Thursday, November 27, 2014

Sucessor de Gandhi tem boas chances


Pedro J. Bondaczuk


O Partido do Congresso, que governou a Índia por 40 dos 44 anos de vida independente do país, está voltando ao poder, depois de um breve hiato de 18 meses, numa situação muito mais difícil do que em ocasiões anteriores. Esta será a primeira vez que terá de governar um Estado complexo, populoso, pobre e sumamente violento, contando com minoria no Parlamento.

Ademais, seu novo líder, que substituiu o assassinado ex-primeiro-ministro Rajiv Gandhi, Narasimha Rao, não tem, evidentemente, o carisma, a ascendência partidária e a projeção internacional dos membros do clã de Jawaharlal Nehru. Trata-se de um político negociador, ideal para governar interinamente, enquanto as paixões ainda estão à flor da pele, após a mais sangrenta campanha eleitoral da história contemporânea indiana. Mas não para exercer um mandato integral de cinco anos.
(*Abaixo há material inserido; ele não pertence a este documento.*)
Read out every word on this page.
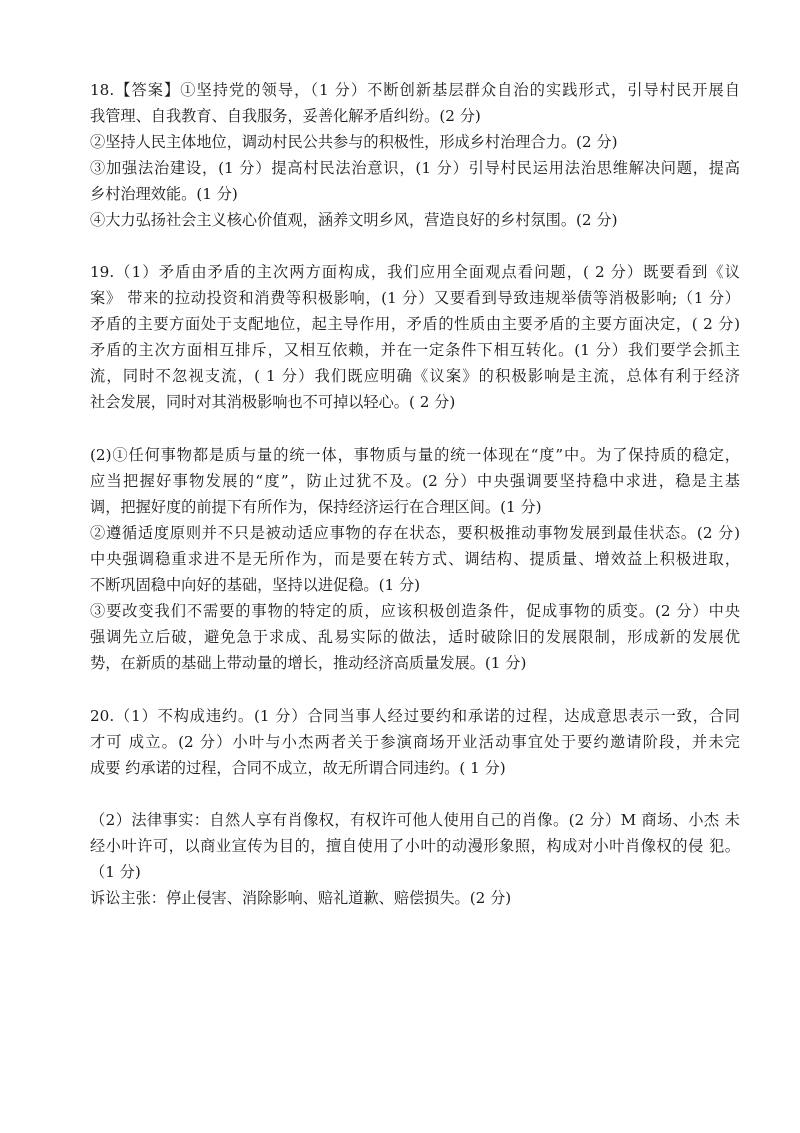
18.【答案】①坚持党的领导，（1 分）不断创新基层群众自治的实践形式，引导村民开展自
我管理、自我教育、自我服务，妥善化解矛盾纠纷。(2 分)
②坚持人民主体地位，调动村民公共参与的积极性，形成乡村治理合力。(2 分)
③加强法治建设，(1 分）提高村民法治意识，(1 分）引导村民运用法治思维解决问题，提高
乡村治理效能。(1 分)
④大力弘扬社会主义核心价值观，涵养文明乡风，营造良好的乡村氛围。(2 分)
19.（1）矛盾由矛盾的主次两方面构成，我们应用全面观点看问题，( 2 分）既要看到《议
案》 带来的拉动投资和消费等积极影响，(1 分）又要看到导致违规举债等消极影响;（1 分）
矛盾的主要方面处于支配地位，起主导作用，矛盾的性质由主要矛盾的主要方面决定，( 2 分)
矛盾的主次方面相互排斥，又相互依赖，并在一定条件下相互转化。(1 分）我们要学会抓主
流，同时不忽视支流，( 1 分）我们既应明确《议案》的积极影响是主流，总体有利于经济
社会发展，同时对其消极影响也不可掉以轻心。( 2 分)
(2)①任何事物都是质与量的统一体，事物质与量的统一体现在“度”中。为了保持质的稳定，
应当把握好事物发展的“度”，防止过犹不及。(2 分）中央强调要坚持稳中求进，稳是主基
调，把握好度的前提下有所作为，保持经济运行在合理区间。(1 分)
②遵循适度原则并不只是被动适应事物的存在状态，要积极推动事物发展到最佳状态。(2 分)
中央强调稳重求进不是无所作为，而是要在转方式、调结构、提质量、增效益上积极进取，
不断巩固稳中向好的基础，坚持以进促稳。(1 分)
③要改变我们不需要的事物的特定的质，应该积极创造条件，促成事物的质变。(2 分）中央
强调先立后破，避免急于求成、乱易实际的做法，适时破除旧的发展限制，形成新的发展优
势，在新质的基础上带动量的增长，推动经济高质量发展。(1 分)
20.（1）不构成违约。(1 分）合同当事人经过要约和承诺的过程，达成意思表示一致，合同
才可 成立。(2 分）小叶与小杰两者关于参演商场开业活动事宜处于要约邀请阶段，并未完
成要 约承诺的过程，合同不成立，故无所谓合同违约。( 1 分)
（2）法律事实：自然人享有肖像权，有权许可他人使用自己的肖像。(2 分）M 商场、小杰 未
经小叶许可，以商业宣传为目的，擅自使用了小叶的动漫形象照，构成对小叶肖像权的侵 犯。
（1 分)
诉讼主张：停止侵害、消除影响、赔礼道歉、赔偿损失。(2 分)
O Partido do Congresso precisa urgentemente passar por uma profunda reciclagem diante dessa nova realidade. Sua tarefa fundamental será a de conter os movimentos separatistas que se disseminam pela Índia, mas não através da violência, pois se agir dessa maneira, fatalmente irá mergulhar a nação num banho de sangue, porquanto os ânimos ficam cada vez mais exaltados, à medida em que o tempo passa e os atentados, seqüestros e distúrbios étnicos e religiosos se sucedem no Punjab, em Tamil Nadu, em Uttar Pradesh, na Cachemira e em Assam, que são os Estados mais tensos e problemáticos.
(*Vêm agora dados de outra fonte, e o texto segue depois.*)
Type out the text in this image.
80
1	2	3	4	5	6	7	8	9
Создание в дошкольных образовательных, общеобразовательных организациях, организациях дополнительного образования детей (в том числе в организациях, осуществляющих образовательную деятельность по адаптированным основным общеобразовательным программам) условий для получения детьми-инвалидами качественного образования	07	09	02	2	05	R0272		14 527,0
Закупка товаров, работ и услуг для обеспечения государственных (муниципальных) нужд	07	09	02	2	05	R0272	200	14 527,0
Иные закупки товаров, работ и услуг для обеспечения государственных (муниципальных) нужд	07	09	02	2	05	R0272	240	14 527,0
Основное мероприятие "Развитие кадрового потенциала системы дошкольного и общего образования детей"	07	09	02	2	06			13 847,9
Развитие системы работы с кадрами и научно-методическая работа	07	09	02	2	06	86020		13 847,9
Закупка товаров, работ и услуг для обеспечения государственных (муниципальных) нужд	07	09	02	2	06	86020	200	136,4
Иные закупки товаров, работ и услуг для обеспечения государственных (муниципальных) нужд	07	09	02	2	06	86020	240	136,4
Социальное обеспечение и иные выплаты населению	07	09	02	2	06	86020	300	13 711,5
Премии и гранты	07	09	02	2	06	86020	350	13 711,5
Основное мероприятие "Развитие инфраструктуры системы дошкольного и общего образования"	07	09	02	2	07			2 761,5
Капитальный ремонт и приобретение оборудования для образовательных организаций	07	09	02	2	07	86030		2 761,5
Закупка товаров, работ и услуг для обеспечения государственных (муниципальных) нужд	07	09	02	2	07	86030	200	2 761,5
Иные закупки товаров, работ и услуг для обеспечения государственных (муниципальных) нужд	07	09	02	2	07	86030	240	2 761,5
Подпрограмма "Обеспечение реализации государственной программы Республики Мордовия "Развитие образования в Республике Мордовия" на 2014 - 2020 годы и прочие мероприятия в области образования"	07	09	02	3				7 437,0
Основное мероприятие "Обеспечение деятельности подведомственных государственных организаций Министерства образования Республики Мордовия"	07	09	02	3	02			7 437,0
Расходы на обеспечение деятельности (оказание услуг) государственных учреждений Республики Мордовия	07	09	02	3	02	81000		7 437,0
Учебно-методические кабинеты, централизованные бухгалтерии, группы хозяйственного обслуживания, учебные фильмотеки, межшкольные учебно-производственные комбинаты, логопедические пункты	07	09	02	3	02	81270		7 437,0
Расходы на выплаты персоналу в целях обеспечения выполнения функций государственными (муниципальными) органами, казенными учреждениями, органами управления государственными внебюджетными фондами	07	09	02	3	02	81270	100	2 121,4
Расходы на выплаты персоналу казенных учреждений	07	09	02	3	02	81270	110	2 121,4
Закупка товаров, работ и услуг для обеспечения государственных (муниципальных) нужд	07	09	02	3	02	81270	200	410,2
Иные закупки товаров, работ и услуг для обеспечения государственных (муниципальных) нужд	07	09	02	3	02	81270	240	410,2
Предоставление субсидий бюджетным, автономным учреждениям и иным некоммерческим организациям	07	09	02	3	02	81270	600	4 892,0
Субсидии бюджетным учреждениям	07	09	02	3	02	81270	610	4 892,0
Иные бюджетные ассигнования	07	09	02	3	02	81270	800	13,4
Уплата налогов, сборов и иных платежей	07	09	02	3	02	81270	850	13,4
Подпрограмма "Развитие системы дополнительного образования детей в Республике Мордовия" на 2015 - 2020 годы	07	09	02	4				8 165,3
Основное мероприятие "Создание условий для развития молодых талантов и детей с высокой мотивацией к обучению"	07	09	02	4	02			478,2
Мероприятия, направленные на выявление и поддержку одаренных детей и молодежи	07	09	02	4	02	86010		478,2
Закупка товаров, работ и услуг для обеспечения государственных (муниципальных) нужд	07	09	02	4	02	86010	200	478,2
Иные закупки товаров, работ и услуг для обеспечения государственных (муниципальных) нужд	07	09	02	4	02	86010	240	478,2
Nos últimos tempos, os membros da agremiação não têm sido muito felizes em pacificar os indianos. A mais recente gafe política que o grupo cometeu, ainda durante a gestão de Rajiv, foi a tentativa de oficializar o hindi como idioma único, num país com mais de mil etnias diferentes, com línguas ou dialetos próprios.

Um parlamentar "iluminado", na falta de um projeto melhor a apresentar, pretendeu acabar com o inglês como o recurso alternativo, inclusive como elo de união entre os mais variados povos que compõem essa colcha de retalhos de 850 milhões de seres humanos.

Aliás, esta foi uma das razões do partido não ter conseguido a maioria absoluta no Parlamento, tendo lhe faltado 15 míseras cadeiras para não depender de ninguém na formação de um governo verdadeiramente estável. Nota-se, portanto, que a agremiação carece de um melhor senso de pragmatismo, de objetivos menos pueris.

Quanto a Rao, um dos obstáculos para uma boa e longa gestão é a sua precária saúde. Aos 69 anos de idade, ele já se submeteu a uma cirurgia para a implantação de ponte de safena e sequer concorreu no pleito recém findo. Por isso, cumprindo a exigência constitucional, terá de se submeter, dentro de seis meses, a uma votação suplementar.

Seu perfil político, todavia, é favorável. O novo líder do Partido do Congresso sempre teve estreitas ligações com a família Gandhi, à qual serviu em dois gabinetes --- como ministro de Relações Exteriores de Indira e como assessor de seu filho, Rajiv, após o brutal assassinato da ex-primeira-ministra em 1984 --- revelando-se um leal servidor.

Outro ponto a seu favor é o fato de virtualmente não contar com inimigos, o que lhe confere livre trânsito em parte considerável da oposição. Se sua saúde resistir, portanto, Narasimha Rao tem tudo para fazer um bom governo, mesmo tendo em vista a dramática deterioração da economia indiana e o conseqüente agravamento das tensões sociais. E, principalmente, tendo de andar numa instável corda-bamba, que é o fato de não contar com maioria parlamentar para a aprovação de seus projetos.

(Artigo publicado na página 12, Internacional, do Correio Popular, em 22 de junho de 1991).